Il y avait dans cette approche un brin de réalisme très contextuel. Celui du type qui sait qu’il n’en a plus pour bien longtemps à supporter un travers quelconque de son entourage. Mais un peu également de sa propre sagesse intuitive, celle qui lui dictait depuis longtemps qu’il fallait parfois laisser tomber, que dans la vie, tous les moulins croisés ne valaient pas forcément l’énergie perdue à se les farcir…

Et puis, rajouta-t-il intérieurement, mon roman retenu au premier envoi par Gallimard alors que ses poèmes lui sont retournés depuis des lustres, même par les plus obscures revues underground. Typiquement un truc à déclencher de l’aigreur ou une jalousie quelconque au premier venu. Qu’il soit ou non le meilleur des hommes…

Mais, quelle que puisse être l’origine du silence de Scolari, les absences et sautes d’humeur de son Capitaine ne seraient bientôt plus un problème pour le jeune marseillais. Deux heures tout au plus et il débarquerait, définitivement cette fois.

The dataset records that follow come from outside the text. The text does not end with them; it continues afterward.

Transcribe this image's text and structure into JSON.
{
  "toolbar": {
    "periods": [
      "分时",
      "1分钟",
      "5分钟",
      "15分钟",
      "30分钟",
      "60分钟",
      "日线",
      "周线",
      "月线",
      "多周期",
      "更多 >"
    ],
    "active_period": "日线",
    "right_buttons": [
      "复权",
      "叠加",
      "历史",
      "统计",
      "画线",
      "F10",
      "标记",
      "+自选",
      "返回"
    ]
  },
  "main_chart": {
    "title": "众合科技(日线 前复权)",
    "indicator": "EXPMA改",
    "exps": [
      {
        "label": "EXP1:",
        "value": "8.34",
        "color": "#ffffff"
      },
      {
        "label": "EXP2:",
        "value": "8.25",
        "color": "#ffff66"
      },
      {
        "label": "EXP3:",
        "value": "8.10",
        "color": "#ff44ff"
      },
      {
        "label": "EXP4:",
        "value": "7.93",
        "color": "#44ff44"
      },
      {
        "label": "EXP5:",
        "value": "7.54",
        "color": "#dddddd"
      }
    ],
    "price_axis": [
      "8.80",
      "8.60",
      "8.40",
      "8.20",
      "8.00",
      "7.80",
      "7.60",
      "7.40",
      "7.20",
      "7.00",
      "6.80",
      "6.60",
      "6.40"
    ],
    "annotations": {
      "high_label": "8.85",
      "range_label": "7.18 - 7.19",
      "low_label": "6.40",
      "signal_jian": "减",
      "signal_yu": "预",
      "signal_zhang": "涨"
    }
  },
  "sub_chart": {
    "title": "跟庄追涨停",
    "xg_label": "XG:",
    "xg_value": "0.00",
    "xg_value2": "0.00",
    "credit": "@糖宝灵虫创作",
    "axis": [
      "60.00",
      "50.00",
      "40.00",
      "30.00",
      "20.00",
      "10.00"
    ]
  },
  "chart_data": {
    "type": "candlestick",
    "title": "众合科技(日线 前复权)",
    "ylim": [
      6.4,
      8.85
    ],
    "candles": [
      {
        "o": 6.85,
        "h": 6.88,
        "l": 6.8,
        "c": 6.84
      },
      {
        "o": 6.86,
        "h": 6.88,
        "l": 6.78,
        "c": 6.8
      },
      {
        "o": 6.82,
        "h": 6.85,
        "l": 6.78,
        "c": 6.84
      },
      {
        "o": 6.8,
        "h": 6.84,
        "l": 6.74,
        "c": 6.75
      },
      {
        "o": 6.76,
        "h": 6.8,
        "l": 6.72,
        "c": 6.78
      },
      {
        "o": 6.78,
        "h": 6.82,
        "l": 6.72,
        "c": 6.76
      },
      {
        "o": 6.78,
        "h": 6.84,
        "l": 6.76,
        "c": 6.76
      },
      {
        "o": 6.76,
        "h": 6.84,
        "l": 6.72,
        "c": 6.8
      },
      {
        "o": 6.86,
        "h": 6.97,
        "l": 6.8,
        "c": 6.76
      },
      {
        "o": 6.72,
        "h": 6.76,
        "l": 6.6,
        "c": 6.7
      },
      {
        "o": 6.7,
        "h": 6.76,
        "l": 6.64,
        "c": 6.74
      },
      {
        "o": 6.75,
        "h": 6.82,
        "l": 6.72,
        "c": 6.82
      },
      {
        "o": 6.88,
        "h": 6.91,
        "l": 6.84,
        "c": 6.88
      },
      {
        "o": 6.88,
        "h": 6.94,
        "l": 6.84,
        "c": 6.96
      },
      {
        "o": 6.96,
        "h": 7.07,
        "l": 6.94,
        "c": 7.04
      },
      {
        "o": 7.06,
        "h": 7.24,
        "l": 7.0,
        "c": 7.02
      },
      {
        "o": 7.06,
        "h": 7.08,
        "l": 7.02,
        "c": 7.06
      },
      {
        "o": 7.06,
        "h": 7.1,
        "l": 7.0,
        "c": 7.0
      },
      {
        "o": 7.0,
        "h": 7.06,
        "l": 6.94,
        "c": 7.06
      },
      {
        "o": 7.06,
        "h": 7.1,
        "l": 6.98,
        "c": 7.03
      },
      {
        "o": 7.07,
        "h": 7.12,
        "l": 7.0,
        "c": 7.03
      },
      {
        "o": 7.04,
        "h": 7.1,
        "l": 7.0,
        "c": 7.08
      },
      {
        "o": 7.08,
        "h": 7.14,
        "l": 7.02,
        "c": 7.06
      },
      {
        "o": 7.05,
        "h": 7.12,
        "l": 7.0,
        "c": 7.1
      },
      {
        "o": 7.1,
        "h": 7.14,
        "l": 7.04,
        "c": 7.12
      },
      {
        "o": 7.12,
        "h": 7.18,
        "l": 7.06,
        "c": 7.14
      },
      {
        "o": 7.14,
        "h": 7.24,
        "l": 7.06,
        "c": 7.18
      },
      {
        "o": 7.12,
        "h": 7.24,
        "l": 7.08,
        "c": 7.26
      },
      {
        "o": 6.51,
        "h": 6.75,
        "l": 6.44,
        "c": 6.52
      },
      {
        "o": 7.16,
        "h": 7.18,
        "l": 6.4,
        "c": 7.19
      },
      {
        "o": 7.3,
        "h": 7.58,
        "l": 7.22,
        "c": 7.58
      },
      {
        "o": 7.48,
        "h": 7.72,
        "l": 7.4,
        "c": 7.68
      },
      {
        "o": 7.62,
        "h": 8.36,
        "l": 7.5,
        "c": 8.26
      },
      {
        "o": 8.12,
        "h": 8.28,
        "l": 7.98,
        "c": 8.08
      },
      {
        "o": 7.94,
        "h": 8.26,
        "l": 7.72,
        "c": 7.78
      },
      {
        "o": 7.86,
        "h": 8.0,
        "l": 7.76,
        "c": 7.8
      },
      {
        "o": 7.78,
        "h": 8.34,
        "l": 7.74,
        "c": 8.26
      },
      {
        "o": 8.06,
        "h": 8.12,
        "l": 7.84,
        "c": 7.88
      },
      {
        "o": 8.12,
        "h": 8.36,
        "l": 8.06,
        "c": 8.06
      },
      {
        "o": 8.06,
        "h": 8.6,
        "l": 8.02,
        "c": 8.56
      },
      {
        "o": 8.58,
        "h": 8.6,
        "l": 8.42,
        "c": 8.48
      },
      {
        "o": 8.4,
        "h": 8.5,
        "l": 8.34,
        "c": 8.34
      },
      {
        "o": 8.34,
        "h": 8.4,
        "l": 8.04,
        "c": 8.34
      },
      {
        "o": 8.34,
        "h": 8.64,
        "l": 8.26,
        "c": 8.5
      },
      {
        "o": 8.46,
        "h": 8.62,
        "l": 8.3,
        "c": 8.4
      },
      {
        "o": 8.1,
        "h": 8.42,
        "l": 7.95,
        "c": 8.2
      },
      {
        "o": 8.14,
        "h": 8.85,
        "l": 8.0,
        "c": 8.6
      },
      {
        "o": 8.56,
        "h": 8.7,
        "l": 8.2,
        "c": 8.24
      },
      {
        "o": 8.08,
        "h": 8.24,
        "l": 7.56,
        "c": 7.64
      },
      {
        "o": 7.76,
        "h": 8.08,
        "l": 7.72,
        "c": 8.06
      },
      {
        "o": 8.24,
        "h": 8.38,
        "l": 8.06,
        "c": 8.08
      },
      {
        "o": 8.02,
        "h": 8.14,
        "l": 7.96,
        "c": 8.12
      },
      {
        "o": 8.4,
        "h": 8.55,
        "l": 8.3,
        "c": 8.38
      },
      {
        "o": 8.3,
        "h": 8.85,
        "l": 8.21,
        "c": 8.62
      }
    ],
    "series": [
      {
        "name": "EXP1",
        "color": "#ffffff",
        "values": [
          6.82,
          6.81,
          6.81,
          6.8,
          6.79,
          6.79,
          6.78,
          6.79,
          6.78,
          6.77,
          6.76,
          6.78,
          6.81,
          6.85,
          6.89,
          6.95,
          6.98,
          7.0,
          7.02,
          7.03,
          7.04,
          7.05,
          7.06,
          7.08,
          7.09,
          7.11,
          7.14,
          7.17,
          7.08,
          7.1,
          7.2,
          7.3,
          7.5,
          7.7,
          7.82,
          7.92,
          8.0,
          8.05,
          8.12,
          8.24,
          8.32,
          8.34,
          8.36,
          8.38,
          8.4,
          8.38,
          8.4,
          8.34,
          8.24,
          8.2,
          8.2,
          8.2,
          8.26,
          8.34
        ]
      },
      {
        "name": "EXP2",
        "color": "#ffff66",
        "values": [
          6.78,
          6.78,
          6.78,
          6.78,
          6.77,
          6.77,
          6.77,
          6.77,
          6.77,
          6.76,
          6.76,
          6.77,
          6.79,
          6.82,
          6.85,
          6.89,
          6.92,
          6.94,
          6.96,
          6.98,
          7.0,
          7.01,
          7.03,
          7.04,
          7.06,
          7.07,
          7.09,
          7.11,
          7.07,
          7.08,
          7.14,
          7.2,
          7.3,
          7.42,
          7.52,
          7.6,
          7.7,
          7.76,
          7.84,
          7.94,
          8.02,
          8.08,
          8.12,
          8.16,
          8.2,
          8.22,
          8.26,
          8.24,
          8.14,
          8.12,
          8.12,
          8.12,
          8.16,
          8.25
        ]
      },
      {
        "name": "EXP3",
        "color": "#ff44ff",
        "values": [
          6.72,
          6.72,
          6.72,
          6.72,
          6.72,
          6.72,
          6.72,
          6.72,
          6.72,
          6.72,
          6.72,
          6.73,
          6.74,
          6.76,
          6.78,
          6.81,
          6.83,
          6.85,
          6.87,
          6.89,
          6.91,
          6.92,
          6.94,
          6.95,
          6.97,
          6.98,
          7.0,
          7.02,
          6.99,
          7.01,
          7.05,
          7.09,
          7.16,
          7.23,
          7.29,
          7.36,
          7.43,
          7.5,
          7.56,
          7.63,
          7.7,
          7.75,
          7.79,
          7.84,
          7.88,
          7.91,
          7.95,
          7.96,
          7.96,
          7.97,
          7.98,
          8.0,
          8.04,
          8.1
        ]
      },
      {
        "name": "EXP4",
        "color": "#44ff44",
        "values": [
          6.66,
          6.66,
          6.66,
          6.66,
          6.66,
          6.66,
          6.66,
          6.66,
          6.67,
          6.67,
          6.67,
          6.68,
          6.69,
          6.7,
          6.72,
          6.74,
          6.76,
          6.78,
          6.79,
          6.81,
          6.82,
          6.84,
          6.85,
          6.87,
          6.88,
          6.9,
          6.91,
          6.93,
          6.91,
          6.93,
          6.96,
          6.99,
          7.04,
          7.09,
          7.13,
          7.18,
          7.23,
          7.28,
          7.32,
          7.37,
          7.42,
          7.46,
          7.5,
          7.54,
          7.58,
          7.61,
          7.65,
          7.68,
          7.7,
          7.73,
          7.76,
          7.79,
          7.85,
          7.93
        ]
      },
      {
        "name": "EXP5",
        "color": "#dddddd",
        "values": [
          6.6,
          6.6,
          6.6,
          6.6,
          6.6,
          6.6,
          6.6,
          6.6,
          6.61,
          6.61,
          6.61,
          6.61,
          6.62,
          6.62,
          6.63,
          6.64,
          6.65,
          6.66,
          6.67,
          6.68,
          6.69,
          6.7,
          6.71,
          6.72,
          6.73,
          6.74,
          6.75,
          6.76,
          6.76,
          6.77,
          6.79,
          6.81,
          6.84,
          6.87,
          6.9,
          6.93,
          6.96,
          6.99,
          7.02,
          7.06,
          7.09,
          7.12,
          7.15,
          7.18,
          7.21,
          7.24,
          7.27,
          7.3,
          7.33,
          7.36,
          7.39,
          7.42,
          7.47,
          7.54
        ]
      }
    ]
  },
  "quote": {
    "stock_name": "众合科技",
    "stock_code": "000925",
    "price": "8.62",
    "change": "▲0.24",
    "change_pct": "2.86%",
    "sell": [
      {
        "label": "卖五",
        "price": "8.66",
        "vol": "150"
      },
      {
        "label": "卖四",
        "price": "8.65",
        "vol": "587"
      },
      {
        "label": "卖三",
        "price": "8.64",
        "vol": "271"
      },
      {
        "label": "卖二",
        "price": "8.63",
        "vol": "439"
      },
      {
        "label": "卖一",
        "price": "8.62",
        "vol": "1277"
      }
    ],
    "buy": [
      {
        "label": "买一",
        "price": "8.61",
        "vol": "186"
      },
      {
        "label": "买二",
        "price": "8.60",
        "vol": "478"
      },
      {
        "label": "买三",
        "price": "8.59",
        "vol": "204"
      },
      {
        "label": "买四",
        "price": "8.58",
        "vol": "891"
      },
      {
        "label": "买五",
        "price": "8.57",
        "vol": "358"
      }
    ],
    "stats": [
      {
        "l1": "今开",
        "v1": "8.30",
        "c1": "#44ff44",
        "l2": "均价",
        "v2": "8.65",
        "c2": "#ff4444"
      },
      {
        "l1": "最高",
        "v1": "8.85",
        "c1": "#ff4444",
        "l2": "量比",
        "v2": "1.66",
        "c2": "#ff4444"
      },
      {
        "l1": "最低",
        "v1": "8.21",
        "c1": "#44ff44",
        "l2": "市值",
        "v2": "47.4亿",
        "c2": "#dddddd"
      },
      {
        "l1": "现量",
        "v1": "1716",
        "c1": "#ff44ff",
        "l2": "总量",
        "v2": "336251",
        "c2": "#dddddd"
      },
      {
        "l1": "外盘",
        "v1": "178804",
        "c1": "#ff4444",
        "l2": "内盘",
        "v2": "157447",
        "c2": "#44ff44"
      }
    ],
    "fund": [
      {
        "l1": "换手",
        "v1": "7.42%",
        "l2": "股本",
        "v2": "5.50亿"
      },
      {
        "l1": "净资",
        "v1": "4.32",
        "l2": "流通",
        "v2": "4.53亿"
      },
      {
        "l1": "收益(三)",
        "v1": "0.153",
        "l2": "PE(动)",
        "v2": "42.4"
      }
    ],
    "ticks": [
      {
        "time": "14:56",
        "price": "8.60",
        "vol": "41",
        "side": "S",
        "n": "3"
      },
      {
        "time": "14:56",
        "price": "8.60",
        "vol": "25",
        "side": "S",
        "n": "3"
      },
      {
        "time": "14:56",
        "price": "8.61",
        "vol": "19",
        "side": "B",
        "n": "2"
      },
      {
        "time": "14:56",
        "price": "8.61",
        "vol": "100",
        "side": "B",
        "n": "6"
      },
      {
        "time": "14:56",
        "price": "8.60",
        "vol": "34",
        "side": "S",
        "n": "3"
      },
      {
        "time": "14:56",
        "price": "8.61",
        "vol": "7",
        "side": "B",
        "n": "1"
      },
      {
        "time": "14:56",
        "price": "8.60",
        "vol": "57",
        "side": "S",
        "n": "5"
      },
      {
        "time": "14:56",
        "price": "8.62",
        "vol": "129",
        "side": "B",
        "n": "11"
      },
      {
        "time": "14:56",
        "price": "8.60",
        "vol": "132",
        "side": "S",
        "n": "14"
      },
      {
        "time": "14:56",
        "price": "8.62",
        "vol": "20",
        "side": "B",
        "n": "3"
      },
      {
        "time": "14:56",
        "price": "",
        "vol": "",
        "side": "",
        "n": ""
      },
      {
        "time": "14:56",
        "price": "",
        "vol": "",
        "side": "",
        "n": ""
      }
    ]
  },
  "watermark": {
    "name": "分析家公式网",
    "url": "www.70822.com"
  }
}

Il débarquerait et lorsque son pied droit serait sur le quai, il laisserait symboliquement à d’autres la mer et les voyages aux horizons multiples qu’elle impose. Sans le moindre état d’âme, soit dit en passant. Et le temps de remplir les formalités portuaires dans les bureaux de la Capitainerie, une fois écoulées les minutes, les dernières, consacrées à son devoir de second, il filerait au Panier rejoindre Sirine.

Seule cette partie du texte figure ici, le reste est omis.